Forcing the early adoption of nuclear power as a means of reducing our dependence on conventional fossil fuels would be a public policy decision made by politicians, not a marketplace decision made by energy consumers.

As far as the oncoming smaller reactors are concerned, I like the 77 MW NuScale design for a number of technical and operational reasons. But what I think personally doesn’t matter.

The 300 MW GE-Hitachi BWRX-300 design will be the first sub-1000 MW commercial reactor design to go live on the North American continent. For the simple reason that the Province of Ontario, operating through its government-owned corporation Ontario Power Generation, will be installing four of these BWRX-300s at its Darlington site.

Ontario’s decision to go with more nuclear is a public policy decision made by politicians. Most of the reactor’s major systems will be produced in Ontario. The political goal is to make Ontario the go-to place for the 300 MW size and smaller-size nuclear power technologies, using government sponsorship and funding to get the nuclear industrial base in Ontario up and running in a reasonably cost efficient mode.
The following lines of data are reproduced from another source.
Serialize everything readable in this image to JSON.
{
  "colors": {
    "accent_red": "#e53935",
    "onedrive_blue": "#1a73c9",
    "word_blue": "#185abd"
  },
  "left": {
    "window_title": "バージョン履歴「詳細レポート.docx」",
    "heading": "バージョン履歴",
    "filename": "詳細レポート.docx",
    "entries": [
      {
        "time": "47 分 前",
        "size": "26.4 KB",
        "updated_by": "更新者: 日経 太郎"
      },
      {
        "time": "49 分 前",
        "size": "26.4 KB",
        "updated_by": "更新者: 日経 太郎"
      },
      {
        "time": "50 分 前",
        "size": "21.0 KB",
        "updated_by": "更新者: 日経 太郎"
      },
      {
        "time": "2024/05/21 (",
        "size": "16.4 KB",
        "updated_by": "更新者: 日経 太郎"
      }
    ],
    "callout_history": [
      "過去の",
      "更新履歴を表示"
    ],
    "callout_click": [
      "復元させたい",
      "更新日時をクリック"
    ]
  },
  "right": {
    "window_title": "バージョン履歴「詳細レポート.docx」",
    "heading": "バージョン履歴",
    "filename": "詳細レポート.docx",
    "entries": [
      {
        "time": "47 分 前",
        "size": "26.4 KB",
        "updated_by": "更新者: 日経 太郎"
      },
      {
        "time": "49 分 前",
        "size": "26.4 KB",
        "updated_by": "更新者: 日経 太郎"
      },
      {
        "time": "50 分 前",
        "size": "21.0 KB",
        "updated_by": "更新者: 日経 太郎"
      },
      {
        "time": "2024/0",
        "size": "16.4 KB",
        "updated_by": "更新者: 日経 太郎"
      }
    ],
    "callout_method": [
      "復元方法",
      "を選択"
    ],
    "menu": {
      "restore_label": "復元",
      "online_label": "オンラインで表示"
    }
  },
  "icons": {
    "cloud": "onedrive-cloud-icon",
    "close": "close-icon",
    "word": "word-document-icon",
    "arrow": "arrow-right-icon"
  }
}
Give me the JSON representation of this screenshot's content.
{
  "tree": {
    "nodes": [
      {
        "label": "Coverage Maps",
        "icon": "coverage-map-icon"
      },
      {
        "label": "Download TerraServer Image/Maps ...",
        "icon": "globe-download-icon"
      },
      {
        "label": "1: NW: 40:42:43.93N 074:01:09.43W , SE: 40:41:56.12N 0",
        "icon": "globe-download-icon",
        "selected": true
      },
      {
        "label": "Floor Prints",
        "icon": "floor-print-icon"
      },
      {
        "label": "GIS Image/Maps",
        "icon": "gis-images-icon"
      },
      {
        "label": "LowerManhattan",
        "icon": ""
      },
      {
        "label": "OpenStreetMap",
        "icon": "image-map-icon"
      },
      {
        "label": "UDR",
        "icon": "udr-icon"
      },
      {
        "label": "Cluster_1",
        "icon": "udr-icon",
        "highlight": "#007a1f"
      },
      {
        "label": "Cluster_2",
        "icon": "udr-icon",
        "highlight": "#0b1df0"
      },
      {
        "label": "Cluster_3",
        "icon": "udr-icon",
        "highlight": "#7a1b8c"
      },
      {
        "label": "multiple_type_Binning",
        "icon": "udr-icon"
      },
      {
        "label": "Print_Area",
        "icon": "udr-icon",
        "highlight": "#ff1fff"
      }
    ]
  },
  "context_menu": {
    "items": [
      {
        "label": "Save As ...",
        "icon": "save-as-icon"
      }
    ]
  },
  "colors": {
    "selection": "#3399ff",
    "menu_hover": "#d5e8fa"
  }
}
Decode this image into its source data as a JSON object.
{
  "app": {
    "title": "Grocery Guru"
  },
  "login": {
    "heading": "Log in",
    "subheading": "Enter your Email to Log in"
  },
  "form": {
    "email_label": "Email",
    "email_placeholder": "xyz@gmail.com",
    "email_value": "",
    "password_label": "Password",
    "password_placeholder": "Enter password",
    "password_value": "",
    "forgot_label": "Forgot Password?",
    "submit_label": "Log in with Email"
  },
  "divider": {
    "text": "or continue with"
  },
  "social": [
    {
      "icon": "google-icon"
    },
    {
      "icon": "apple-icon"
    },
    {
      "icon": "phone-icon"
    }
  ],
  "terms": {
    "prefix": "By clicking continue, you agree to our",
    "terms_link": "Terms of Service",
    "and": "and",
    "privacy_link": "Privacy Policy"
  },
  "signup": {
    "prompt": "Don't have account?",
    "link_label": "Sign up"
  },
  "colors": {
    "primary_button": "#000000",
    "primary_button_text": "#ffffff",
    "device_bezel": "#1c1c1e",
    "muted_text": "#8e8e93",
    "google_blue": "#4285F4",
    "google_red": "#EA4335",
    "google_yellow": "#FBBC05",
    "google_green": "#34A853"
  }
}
If Ontario’s Darlington project can be brought in on cost and on schedule in the early 1930’s, then sub-1000 MW commercial reactor designs can then become a realistic option for those public policy decision makers who want to think seriously about new-build nuclear.

Walter Sobchak
October 20, 2024 8:03 am

Wow. A lot of work and good information in this post. Thank you, David.

October 20, 2024 8:54 am

i have always read that there are thousands of years of methane hydrate energy available. The holdup is mining it for use.

true or false?

BILLYT
Reply to  mkelly
October 20, 2024 5:23 pm

True but tricky

Reply to  BILLYT
October 22, 2024 6:29 pm

There are a lot of entities living on the ocean floor. Early mining/harvesting of some of the relatively easy to do collecting of things like manganese nodules might easily be labeled as something akin to mass genocide. Hopefully something much better can be worked out.